Affordable housing, low wages and migration by city dwellers are issues blighting the UK's rural communities, a report has said.
People living in the countryside have been sharing their experiences of rural life.
MARCUS CONRAD, 36, CARRICK, TRURO
I recently retrained as a teacher and will start my first job at a primary school in Kerrier, Cornwall in September.
I currently live with my parents in Carrick, where I'm registered on an affordable housing association scheme. I've been registered for four years.
It would take about an hour to get to work from where I live at the moment. The price of fuel at the moment would mean it would cost a lot for me to drive in to work every day. That would be expensive for me and bad for the environment.

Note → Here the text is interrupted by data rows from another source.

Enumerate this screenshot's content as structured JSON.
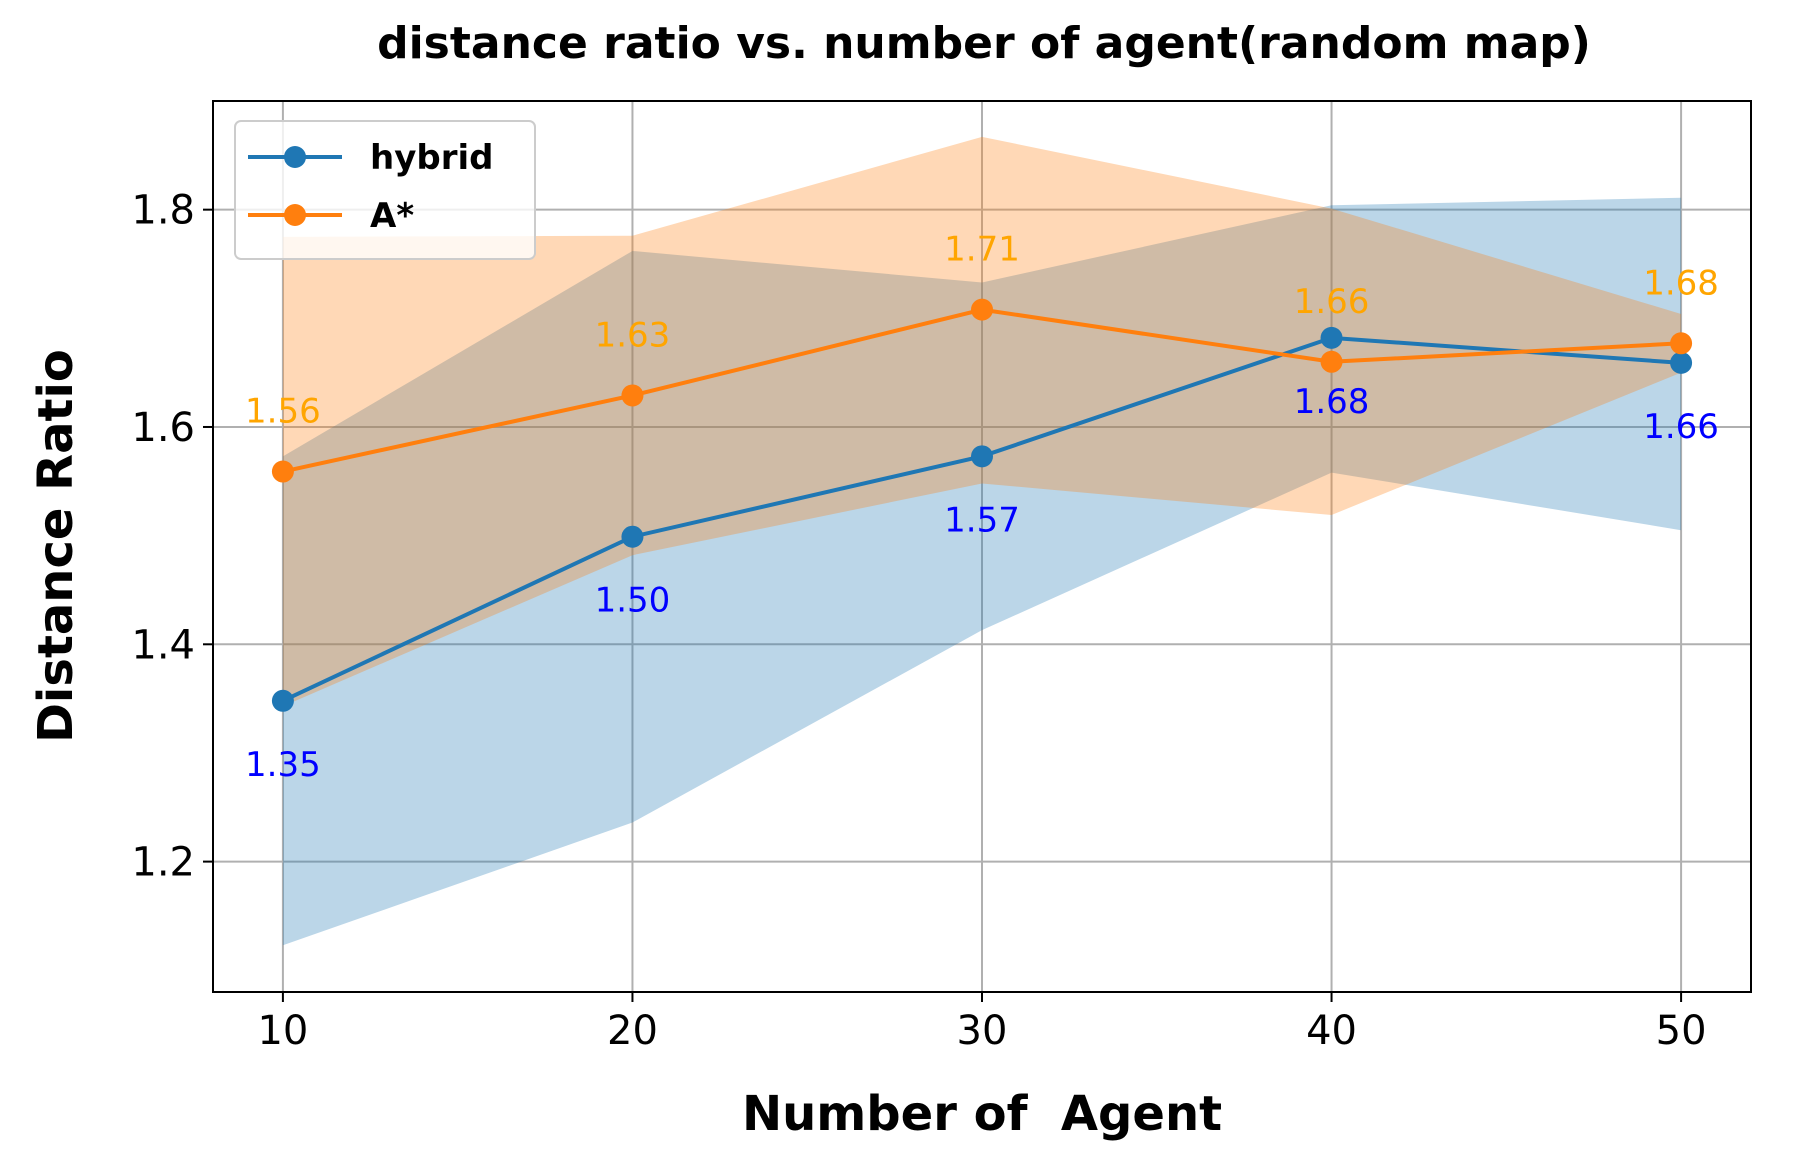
{
  "chart_data": {
    "type": "line",
    "title": "distance ratio vs. number of agent(random map)",
    "xlabel": "Number of  Agent",
    "ylabel": "Distance Ratio",
    "x": [
      10,
      20,
      30,
      40,
      50
    ],
    "xlim": [
      8,
      52
    ],
    "ylim": [
      1.08,
      1.9
    ],
    "xticks": [
      10,
      20,
      30,
      40,
      50
    ],
    "yticks": [
      1.2,
      1.4,
      1.6,
      1.8
    ],
    "xtick_labels": [
      "10",
      "20",
      "30",
      "40",
      "50"
    ],
    "ytick_labels": [
      "1.2",
      "1.4",
      "1.6",
      "1.8"
    ],
    "grid": true,
    "legend_position": "upper-left",
    "series": [
      {
        "name": "hybrid",
        "color": "#1f77b4",
        "band_color": "#1f77b4",
        "label_color": "#0000ff",
        "label_position": "below",
        "values": [
          1.348,
          1.499,
          1.573,
          1.682,
          1.659
        ],
        "labels": [
          "1.35",
          "1.50",
          "1.57",
          "1.68",
          "1.66"
        ],
        "band_lower": [
          1.123,
          1.236,
          1.413,
          1.558,
          1.505
        ],
        "band_upper": [
          1.573,
          1.762,
          1.733,
          1.804,
          1.811
        ]
      },
      {
        "name": "A*",
        "color": "#ff7f0e",
        "band_color": "#ff7f0e",
        "label_color": "#ffa500",
        "label_position": "above",
        "values": [
          1.559,
          1.629,
          1.708,
          1.66,
          1.677
        ],
        "labels": [
          "1.56",
          "1.63",
          "1.71",
          "1.66",
          "1.68"
        ],
        "band_lower": [
          1.343,
          1.482,
          1.548,
          1.519,
          1.65
        ],
        "band_upper": [
          1.775,
          1.776,
          1.867,
          1.801,
          1.704
        ]
      }
    ]
  }
}
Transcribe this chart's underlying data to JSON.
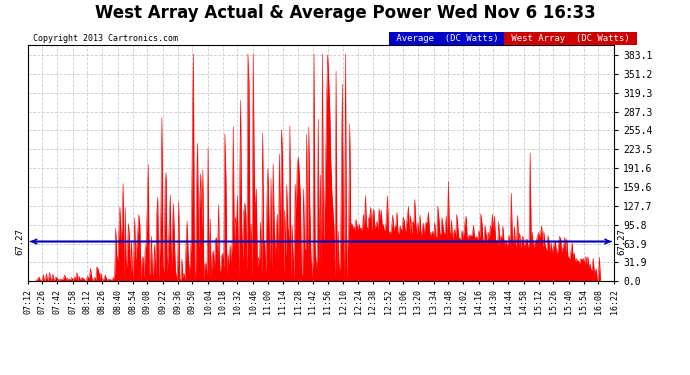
{
  "title": "West Array Actual & Average Power Wed Nov 6 16:33",
  "copyright": "Copyright 2013 Cartronics.com",
  "average_value": 67.27,
  "y_ticks": [
    0.0,
    31.9,
    63.9,
    95.8,
    127.7,
    159.6,
    191.6,
    223.5,
    255.4,
    287.3,
    319.3,
    351.2,
    383.1
  ],
  "y_max": 400,
  "background_color": "#ffffff",
  "plot_bg_color": "#ffffff",
  "grid_color": "#cccccc",
  "fill_color": "#ff0000",
  "line_color": "#ff0000",
  "avg_line_color": "#0000bb",
  "title_fontsize": 12,
  "legend_labels": [
    "Average  (DC Watts)",
    "West Array  (DC Watts)"
  ],
  "legend_bg_colors": [
    "#0000cc",
    "#cc0000"
  ],
  "x_labels": [
    "07:12",
    "07:26",
    "07:42",
    "07:58",
    "08:12",
    "08:26",
    "08:40",
    "08:54",
    "09:08",
    "09:22",
    "09:36",
    "09:50",
    "10:04",
    "10:18",
    "10:32",
    "10:46",
    "11:00",
    "11:14",
    "11:28",
    "11:42",
    "11:56",
    "12:10",
    "12:24",
    "12:38",
    "12:52",
    "13:06",
    "13:20",
    "13:34",
    "13:48",
    "14:02",
    "14:16",
    "14:30",
    "14:44",
    "14:58",
    "15:12",
    "15:26",
    "15:40",
    "15:54",
    "16:08",
    "16:22"
  ]
}
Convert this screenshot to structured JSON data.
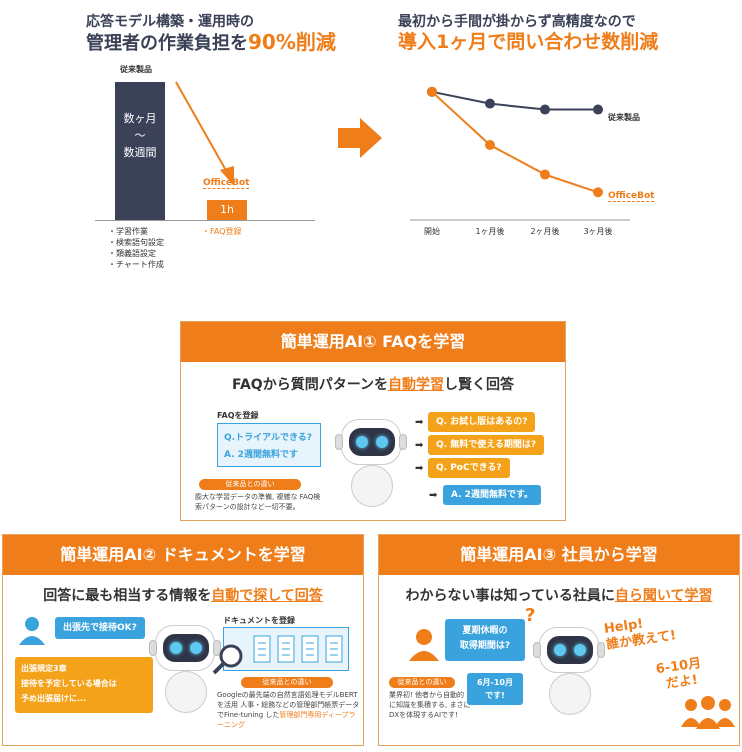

All of the housing around here is out of my price range. A lot of people, some from London, seem to be buying second homes which has pushed the price up.
There are fewer jobs in rural areas, whereas in a city there are about 30 schools to choose from. In Cornwall the schools are more spread out.
Most people I know are multi-skilled. They have a couple of jobs - someone might lecture and do freelance work, for example. It's harder to survive.
LINDA BREMNER, AYLMERTON, NORFOLK
I work part-time in a local supermarket. I'm 60-years-old but have to work part-time just to pay the bills. I work 28 hours a week. I can't afford to retire completely yet. My partner, who is the same age, works between 16 and 20 hours a week.
I still have to work, otherwise I couldn't afford to live.
All the jobs in the area are minimum wage. If you went to the nearest city, Norwich, you'd get more, but it would take time to get there as it's about 20 miles away. And it costs to get there - you have to drive because there are no bus services here.
You need to have a car because otherwise you wouldn't go anywhere. My partner and I both need a car to get to work.
I have lived here for seven years. I'll probably have to work until I'm 65, and then maybe we will sell our house and go somewhere smaller.
It's lovely here - it's safe and there is a low crime rate. But you pay for these benefits.
CLIFF BLAKEN, 70, CHEPSTOW
My wife and I live in a three-bedroom house which I've lived in since 1961.
We're finding it more and more difficult to pay the bills. However, each month our bills are paid and we aren't going into debt.
We keep the cost down by doing little things, like closing the doors and shutting the heating down wherever possible.
I have been declared epileptic, so I've had to give up driving which has been a blessing in disguise because we couldn't have afforded the cost of fuel as it stands at the moment.
We'd like to live in a bungalow, but we couldn't afford to go anywhere. All the bungalows around here are too expensive.
I bought my house for £2,000 and it has been valued at about £175,000, but once you include the arrangement fees and legal costs we couldn't afford to buy another place.